4 Forums related to using social media for emergency informatics

The First Workshop on Exploitation of Social Media for Emergency Relief and Preparedness (SMERP) 2017 (smerp2017) (co-located with the ECIR 2017 conference), on a similar theme, acted as a precursor to this special issue.Footnote 2 SMERP 2017 had two tracks – Peer-review Track and Data Challenge Track [Ghosh et al. 2017]. The peer-review Track requested for submissions on a theme aligned with this special issue, while the Data Challenge Track requested the participants to submit solutions on two tasks (Text retrieval and Text Summarization) on a given dataset. Almost all the teams who submitted to SMERP 2017 Peer-review Track, submitted to this special issue. Out of the teams whose papers were also accepted at SMERP 2017, (Palshikar et al. 2018) and (Nemeskey and Kornai 2018) are the two papers accepted in this special issue as well. The encouraging number of submissions in this special issue led the the second edition of SMERP, viz.
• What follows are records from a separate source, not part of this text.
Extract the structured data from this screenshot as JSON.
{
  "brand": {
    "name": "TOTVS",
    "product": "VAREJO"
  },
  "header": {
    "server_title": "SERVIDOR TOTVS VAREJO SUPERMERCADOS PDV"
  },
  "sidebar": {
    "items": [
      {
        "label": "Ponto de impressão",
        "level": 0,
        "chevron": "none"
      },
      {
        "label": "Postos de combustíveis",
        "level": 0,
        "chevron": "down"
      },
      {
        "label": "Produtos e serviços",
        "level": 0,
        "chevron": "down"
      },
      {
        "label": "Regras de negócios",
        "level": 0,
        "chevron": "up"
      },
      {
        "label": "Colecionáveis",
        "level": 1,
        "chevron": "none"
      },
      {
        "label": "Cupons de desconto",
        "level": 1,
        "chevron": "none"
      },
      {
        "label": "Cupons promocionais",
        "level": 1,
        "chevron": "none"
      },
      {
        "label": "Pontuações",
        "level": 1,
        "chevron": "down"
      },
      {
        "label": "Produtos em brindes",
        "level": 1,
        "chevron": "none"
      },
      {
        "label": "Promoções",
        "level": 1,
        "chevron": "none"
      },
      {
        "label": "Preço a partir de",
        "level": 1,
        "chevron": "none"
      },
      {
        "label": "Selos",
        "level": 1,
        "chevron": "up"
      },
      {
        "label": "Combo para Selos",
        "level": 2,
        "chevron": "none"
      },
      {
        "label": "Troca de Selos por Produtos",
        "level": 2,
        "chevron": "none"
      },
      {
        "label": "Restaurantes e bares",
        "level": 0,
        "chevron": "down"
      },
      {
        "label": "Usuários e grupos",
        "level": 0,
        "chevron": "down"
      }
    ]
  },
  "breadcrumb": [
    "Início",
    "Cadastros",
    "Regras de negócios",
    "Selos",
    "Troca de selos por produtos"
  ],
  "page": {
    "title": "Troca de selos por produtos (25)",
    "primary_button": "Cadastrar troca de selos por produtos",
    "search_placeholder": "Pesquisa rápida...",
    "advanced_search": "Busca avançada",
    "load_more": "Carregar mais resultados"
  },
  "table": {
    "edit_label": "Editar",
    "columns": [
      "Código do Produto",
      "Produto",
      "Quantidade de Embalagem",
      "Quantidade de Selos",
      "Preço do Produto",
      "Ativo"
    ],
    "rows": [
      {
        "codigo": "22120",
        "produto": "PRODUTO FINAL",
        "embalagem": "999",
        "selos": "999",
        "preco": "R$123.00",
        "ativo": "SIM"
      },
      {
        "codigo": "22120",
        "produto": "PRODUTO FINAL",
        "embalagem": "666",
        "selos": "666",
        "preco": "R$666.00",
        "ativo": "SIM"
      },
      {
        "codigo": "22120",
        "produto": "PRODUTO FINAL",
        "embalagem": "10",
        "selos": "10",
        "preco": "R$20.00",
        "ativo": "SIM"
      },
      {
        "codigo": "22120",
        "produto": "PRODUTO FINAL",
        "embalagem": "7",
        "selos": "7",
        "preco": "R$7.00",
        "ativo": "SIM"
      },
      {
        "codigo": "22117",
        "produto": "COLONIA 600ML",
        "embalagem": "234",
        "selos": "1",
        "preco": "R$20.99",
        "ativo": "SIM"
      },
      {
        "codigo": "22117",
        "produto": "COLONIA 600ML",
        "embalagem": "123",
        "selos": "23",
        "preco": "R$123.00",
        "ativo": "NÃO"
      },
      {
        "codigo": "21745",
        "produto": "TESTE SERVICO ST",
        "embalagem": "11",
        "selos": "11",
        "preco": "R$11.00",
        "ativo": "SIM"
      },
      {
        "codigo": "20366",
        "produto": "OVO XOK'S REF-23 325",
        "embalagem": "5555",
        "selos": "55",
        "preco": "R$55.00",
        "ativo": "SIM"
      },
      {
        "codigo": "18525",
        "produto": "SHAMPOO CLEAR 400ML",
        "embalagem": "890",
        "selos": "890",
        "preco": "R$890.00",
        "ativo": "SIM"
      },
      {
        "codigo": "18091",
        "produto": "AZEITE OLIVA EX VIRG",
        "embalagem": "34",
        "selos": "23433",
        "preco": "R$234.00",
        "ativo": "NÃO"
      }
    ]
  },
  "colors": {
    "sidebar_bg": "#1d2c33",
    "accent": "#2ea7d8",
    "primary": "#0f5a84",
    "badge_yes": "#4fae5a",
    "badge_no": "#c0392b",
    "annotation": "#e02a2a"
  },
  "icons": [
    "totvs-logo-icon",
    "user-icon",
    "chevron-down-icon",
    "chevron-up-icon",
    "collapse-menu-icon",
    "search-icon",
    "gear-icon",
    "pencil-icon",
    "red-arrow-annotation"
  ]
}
SMERP 2018 which was co-located with The Web Conference (WWW 2018).Footnote 3 In SMERP 2018, a new theme – multi-modal and multi-view information retrieval – was added to the scope of the SMERP 2017 workshop.
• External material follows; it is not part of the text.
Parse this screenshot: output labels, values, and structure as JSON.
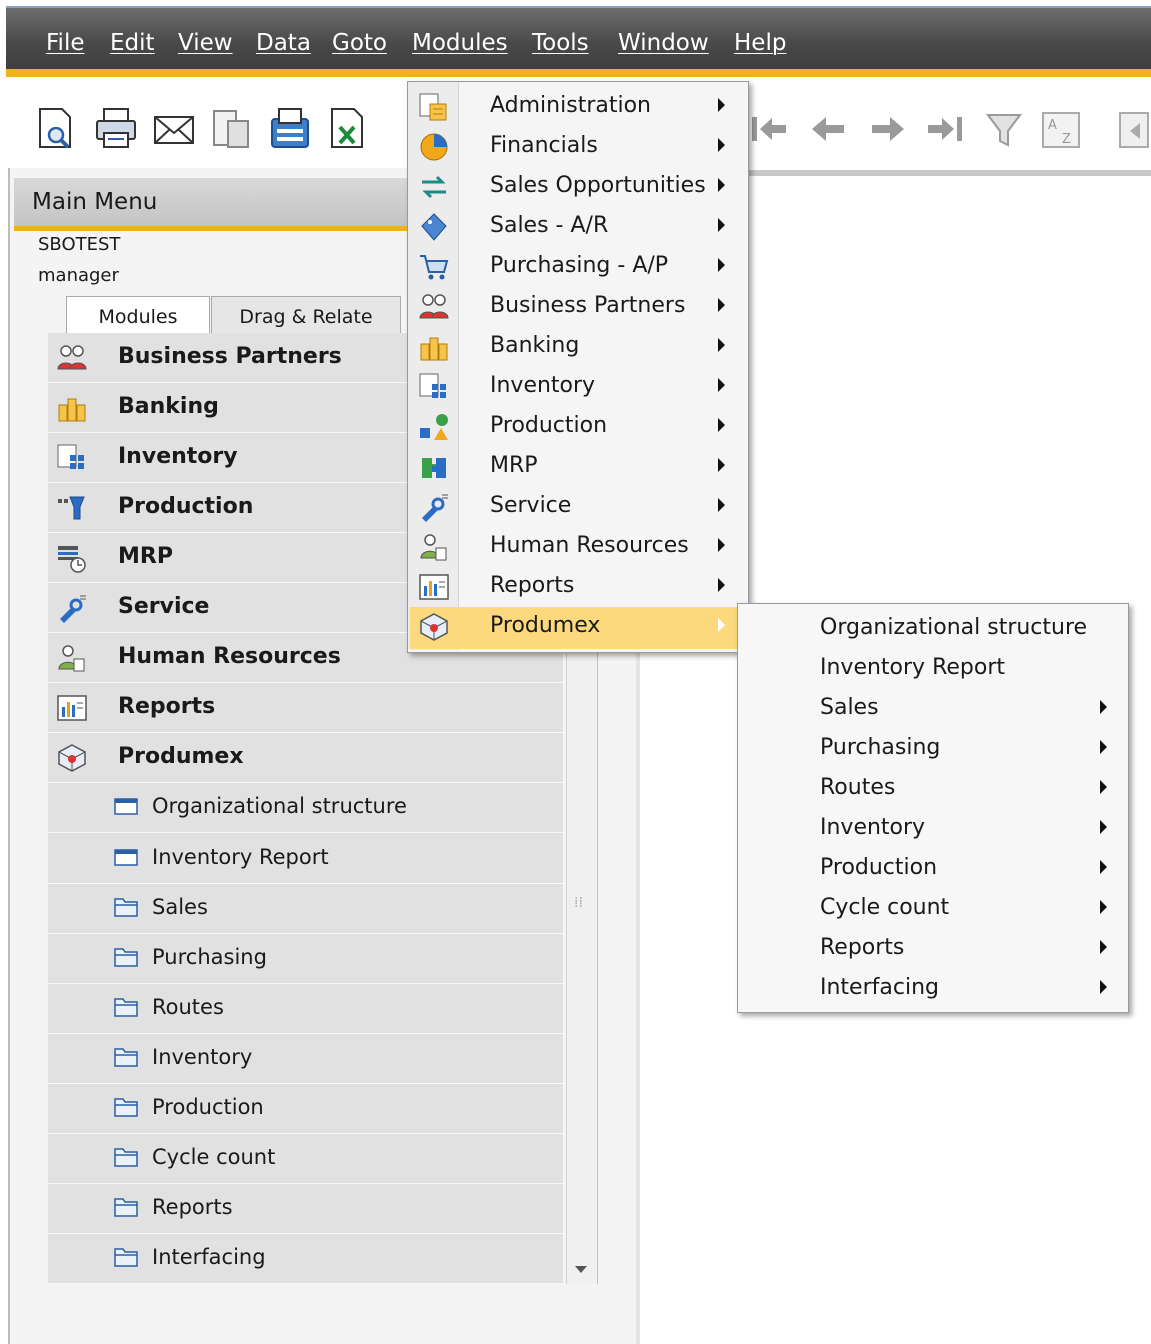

Other important forums for researchers on this topic include the conference series on Information Systems for Crisis Response and Management (ISCRAM).Footnote 4 Another relevant forum is the Workshop series on “Social Web for Disaster Management” whose 2018 version was co-located with the WSDM 2018 conference, and had the theme ‘collective sensing, trust, and resilience in global crises’..Footnote 5

Additionally, several shared tasks have recently been organized on specific tasks pertaining to effective use of social media during emergencies. Examples of such shared tasks include the track “Information Retrieval from Microblogs during Disasters” (IRMiDis) [Ghosh and Ghosh 2016] that has been organized with the Annual Meeting of the Forum for Information Retrieval Evaluation (FIRE) since 2016 (irmidis2016). These shared tasks have made available to the research community datasets that can be used for developing methods to address some practical challenges in utilizing social media for post-disaster relief operations [Ghosh and Ghosh 2016; Basu et al. 2017a].

5 Conclusion and future directions

Many insightful papers appear in this special issue on Exploitation of Social Media for Emergency Relief and Preparedness. It can be hoped that the papers will initiate important discussions and impactful, practical ideas in near future.

Several challenges remain to be addressed in the domain of utilizing social media for crises informatics. One such challenge is to combine information from multiple online and offline sources, and information of different modalities (e.g., text and image, posts in different languages) for more effective coordination of relief activities. Another very pertinent challenge is to identify information that is actually ‘actionable’ in a post-disaster scenario; in fact, the notion of ‘actionability’ remains to be defined. The organizers of this special issue hope that the research community will address these questions in the near future.